The biosynthesis toward skeleton and glycosylation of landomycins has been well established, while the functions of genes related to regulation and export of landomycins (such as prx, lndI, lanK, lanJ, lanW, etc.) still need further investigation. At the same time, the differences in biosynthetic pathways between landomycin and other angucyclines/angucyclinones (such as urdamycins, saquayamycins, langkocyclines) are also valuable for further study.

5. Conclusions

Endophytic microorganisms, particularly endophytic actinomycetes, have long been regarded as an important source of leading compounds of drugs with broad biological activities [191]. One class of secondary metabolites from microorganisms, angucyclines/angucyclinones, have always been a focus of drug development research due to their unique molecular structures and favorable biological activities. The difference in living environments between marine and terrestrial actinomycetes has led to the isolation of many new microorganisms and the discovery of novel compounds, while research on the isolated microorganisms is still ongoing.

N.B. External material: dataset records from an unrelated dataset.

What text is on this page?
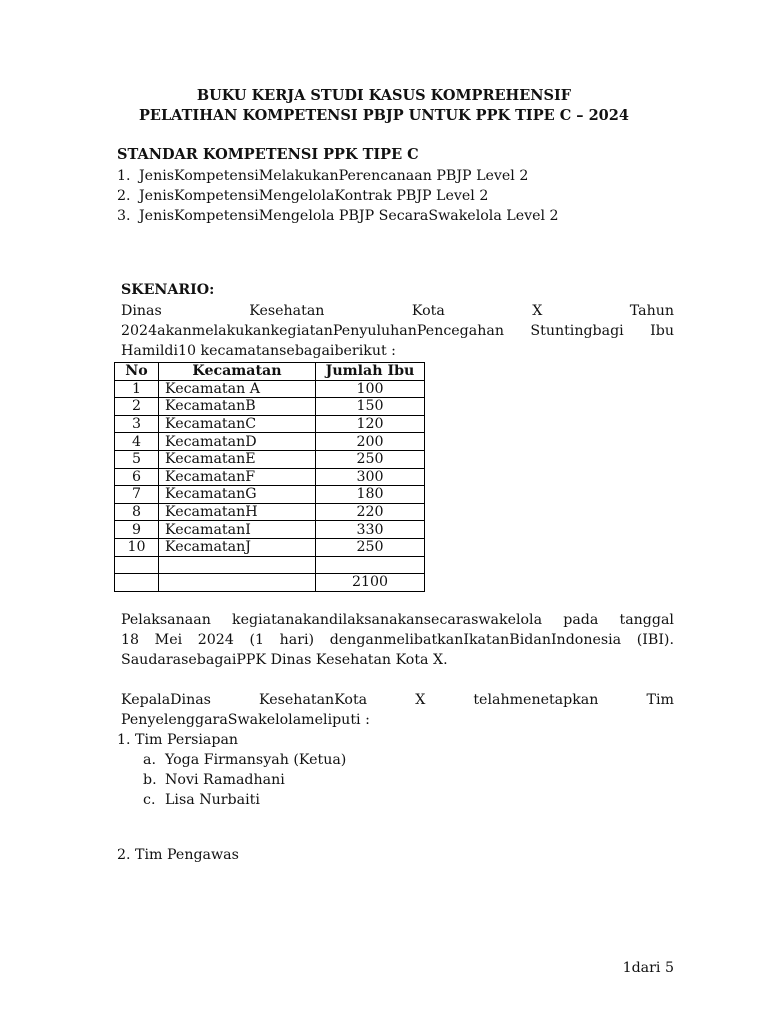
BUKU KERJA STUDI KASUS KOMPREHENSIF
PELATIHAN KOMPETENSI PBJP UNTUK PPK TIPE C – 2024
STANDAR KOMPETENSI PPK TIPE C
1. JenisKompetensiMelakukanPerencanaan PBJP Level 2
2. JenisKompetensiMengelolaKontrak PBJP Level 2
3. JenisKompetensiMengelola PBJP SecaraSwakelola Level 2
SKENARIO:
Dinas	Kesehatan	Kota	X	Tahun
2024akanmelakukankegiatanPenyuluhanPencegahan Stuntingbagi Ibu
Hamildi10 kecamatansebagaiberikut :
No	Kecamatan	Jumlah Ibu
1	Kecamatan A	100
2	KecamatanB	150
3	KecamatanC	120
4	KecamatanD	200
5	KecamatanE	250
6	KecamatanF	300
7	KecamatanG	180
8	KecamatanH	220
9	KecamatanI	330
10	KecamatanJ	250

		2100
Pelaksanaan kegiatanakandilaksanakansecaraswakelola pada tanggal
18 Mei 2024 (1 hari) denganmelibatkanIkatanBidanIndonesia (IBI).
SaudarasebagaiPPK Dinas Kesehatan Kota X.
KepalaDinas	KesehatanKota	X	telahmenetapkan	Tim
PenyelenggaraSwakelolameliputi :
1. Tim Persiapan
a. Yoga Firmansyah (Ketua)
b. Novi Ramadhani
c. Lisa Nurbaiti
2. Tim Pengawas
1dari 5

The methods mentioned in this paper for discovering new compounds are also applicable to the discovery of other types of microbial natural products, providing valuable references for finding new natural molecules with diverse structural features. This review summary on the structure and source of active angucyclines/angucyclinones can also provide researchers with new research directions and inspirations for transformation.